Zarządzanie wolnym czasem – Dobre i złe oblicze nudy
Dojrzewanie to nie tylko czas ekscytujących odkryć i przeżyć, ale też czas wielkiej utraty. Nastolatek musi przebyć bardzo trudną drogę – od nie chcę być już taki, jak byłem do chcę być właśnie taki. O ile dobrze pamięta, jak było wcześniej i z czym nie chce się już identyfikować, o tyle przyszłość jest bardzo niejasna i niepokojąca. Niełatwo zrobić krok w nieznane i opuścić, może już przyciasną, ale bezpieczną i dobrze znaną skorupkę dzieciństwa. Nuda bywa dla młodego człowieka swoistym buforem bezpieczeństwa, pozwalając na przerwę od niemożliwego do uporządkowania natłoku bodźców.
Czasami jednak wyzwania okresu dojrzewania przerastają nastolatka – w takich sytuacjach długo utrzymujące się poczucie znudzenia, bezczynności może być dla rodziców sygnałem, że coś się z młodym człowiekiem dzieje niedobrego i warto przyjrzeć się sprawie bliżej.
Dlaczego czasem warto się dobrze ponudzić
Dorośli często kojarzą nudę z brakiem aktywności i bezproduktywnym traceniem czasu, kiedy tak wiele jest do zrobienia – zadania do szkoły, obowiązki domowe itp. Bezczynność nastolatków składają na karb nieumiejętności i niechęci do zaplanowania sobie wolnego czasu. Jednak mózg nastolatka potrzebuje nudy. Angażując się w organizowanie czasu i wynajdywanie kolejnych zajęć rodzice (i nauczyciele) niechcący pozbawiają młodego człowieka wielu korzyści, jakie nuda może ze sobą przynieść.

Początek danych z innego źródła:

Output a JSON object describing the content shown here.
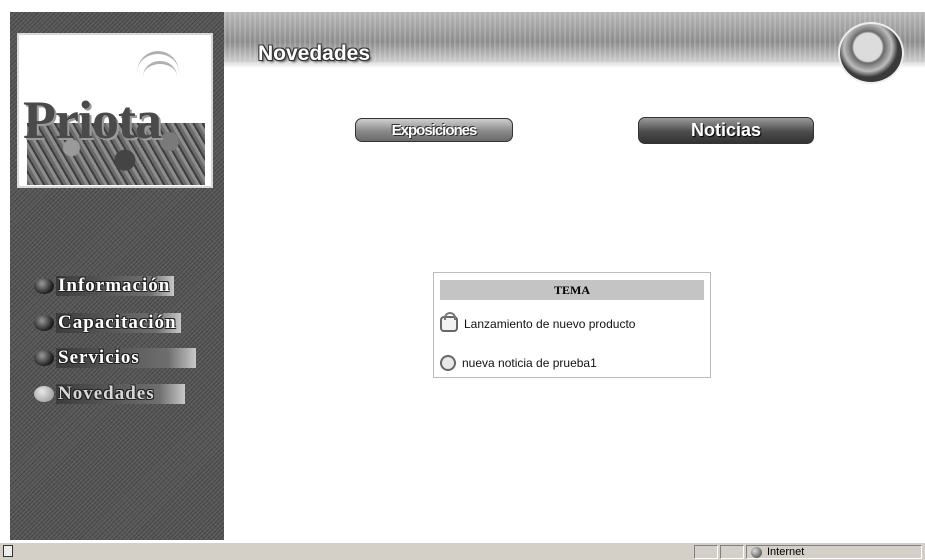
{
  "logo": {
    "text": "Priota"
  },
  "nav": [
    {
      "label": "Información",
      "state": "normal"
    },
    {
      "label": "Capacitación",
      "state": "normal"
    },
    {
      "label": "Servicios",
      "state": "normal"
    },
    {
      "label": "Novedades",
      "state": "active"
    }
  ],
  "header": {
    "title": "Novedades"
  },
  "tabs": {
    "exposiciones": "Exposiciones",
    "noticias": "Noticias"
  },
  "news": {
    "header": "TEMA",
    "items": [
      {
        "title": "Lanzamiento de nuevo producto",
        "icon": "folder-open-icon"
      },
      {
        "title": "nueva noticia de prueba1",
        "icon": "circle-icon"
      }
    ]
  },
  "statusbar": {
    "zone": "Internet"
  }
}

- Nastolatek jest cały czas stymulowany różnymi zewnętrznymi bodźcami. Taki stan przeładowania jest bardzo wyczerpujący dla mózgu. Kiedy młody człowiek się nudzi, mózg (aktywnie) odpoczywa od nadmiaru.
- Nuda wyzwala kreatywność. Badania wskazują, że po okresie nudy występuje zwiększona aktywność w tych obszarach mózgu, które odpowiadają za wyobraźnię i kreatywność. Ponadto stan nudy może skuteczniej wspierać myślenie i skojarzenia, niż np. stan relaksu, a ludzie, którzy pozwalają sobie na nudę mają większą łatwość myślenia dywergencyjnego, czyli widzenia wielu możliwości rozwiązania tego samego problemu (Mann i Cadman, 2014; Gasper i Middlewood, 2013).

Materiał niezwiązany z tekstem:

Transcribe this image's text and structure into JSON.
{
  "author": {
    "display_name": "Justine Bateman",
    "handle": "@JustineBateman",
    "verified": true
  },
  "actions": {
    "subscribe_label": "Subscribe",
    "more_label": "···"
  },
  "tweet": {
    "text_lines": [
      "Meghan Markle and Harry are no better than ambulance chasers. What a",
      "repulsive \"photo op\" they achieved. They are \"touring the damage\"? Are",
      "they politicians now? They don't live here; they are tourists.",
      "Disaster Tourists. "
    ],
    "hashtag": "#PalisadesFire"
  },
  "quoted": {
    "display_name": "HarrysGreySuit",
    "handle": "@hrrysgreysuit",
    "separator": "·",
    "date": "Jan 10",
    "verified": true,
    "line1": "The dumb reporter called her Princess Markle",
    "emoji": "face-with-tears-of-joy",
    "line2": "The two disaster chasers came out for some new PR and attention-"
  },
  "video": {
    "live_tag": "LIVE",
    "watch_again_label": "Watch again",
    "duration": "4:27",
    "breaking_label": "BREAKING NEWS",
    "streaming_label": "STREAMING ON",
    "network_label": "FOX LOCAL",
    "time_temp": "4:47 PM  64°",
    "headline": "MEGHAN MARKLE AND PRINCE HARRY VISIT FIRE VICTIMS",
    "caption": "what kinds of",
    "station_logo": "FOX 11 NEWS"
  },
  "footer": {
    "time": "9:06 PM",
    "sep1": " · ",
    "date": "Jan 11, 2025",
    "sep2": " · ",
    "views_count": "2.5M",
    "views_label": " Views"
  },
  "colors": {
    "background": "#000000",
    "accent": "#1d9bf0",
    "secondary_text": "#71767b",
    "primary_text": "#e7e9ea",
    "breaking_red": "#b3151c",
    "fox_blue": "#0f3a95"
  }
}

- Kiedy myśli mogą swobodnie krążyć, umysł pozostaje bardzo aktywny i skoncentrowany. Nastolatek obmyśla przyszłe cele i konstruuje plany nie mając świadomości, że to robi. Chwile nudy pozwalają mu myśleć nad wyborami, jakich dokona w przyszłości (Schooler, 2011).
- Nuda zazwyczaj oznacza skupienie się na sobie i odcięcie dostępu zewnętrznych bodźców, więc zwraca nastolatka w stronę jego emocji i wewnętrznych przeżyć. Może być zatem cennym czasem wyciszenia, który pomaga lepiej zrozumieć siebie i przyjrzeć się swoim potrzebom.
Jak reagować na nastoletnią nudę?
- Obserwuj – nuda i bezczynność to naturalny i potrzebny stan w okresie dojrzewania. Jeśli nie trwa tygodniami, nie ma się czym martwić.
- Unikaj oferowania nastolatkowi gotowych rozwiązań, organizowania mu czasu wolnego, planowania za niego dnia. W przeważającej większości przypadków nuda powoduje niezadowolenie i dyskomfort na tyle silny, że w końcu skłoni nastolatka do wyszukania sobie interesującego zajęcia. Planowanie czasu za nastolatka może wywołać efekt przeciwny do zamierzonego – nie dość, że nie nauczy się on sam organizować sobie czasu, to jeszcze będzie reagował oporem na każdą proponowaną mu aktywność, czując, że jest mu narzucona.
- Sprawdzaj, co kryje się za poczuciem znudzenia. Zapytaj, co nastolatek ma na myśli, mówiąc, że się nudzi – powodów może być wiele, czasem chodzi o samotność, czasem o poczucie pustki.
- Zamiast gotowych rozwiązań zaoferuj nastolatkowi np. możliwość towarzyszenia w różnych aktywnościach.
- Zawsze warto też zapewnić nastolatka, że jeśli kiedykolwiek nie będzie sobie mógł poradzić z nudą i poczuje się jak w pułapce, to może o tym porozmawiać z rodzicem, lub innym dorosłym. Czasami nuda przykrywa poważniejsze problemy, które trudno rozwiązać samemu.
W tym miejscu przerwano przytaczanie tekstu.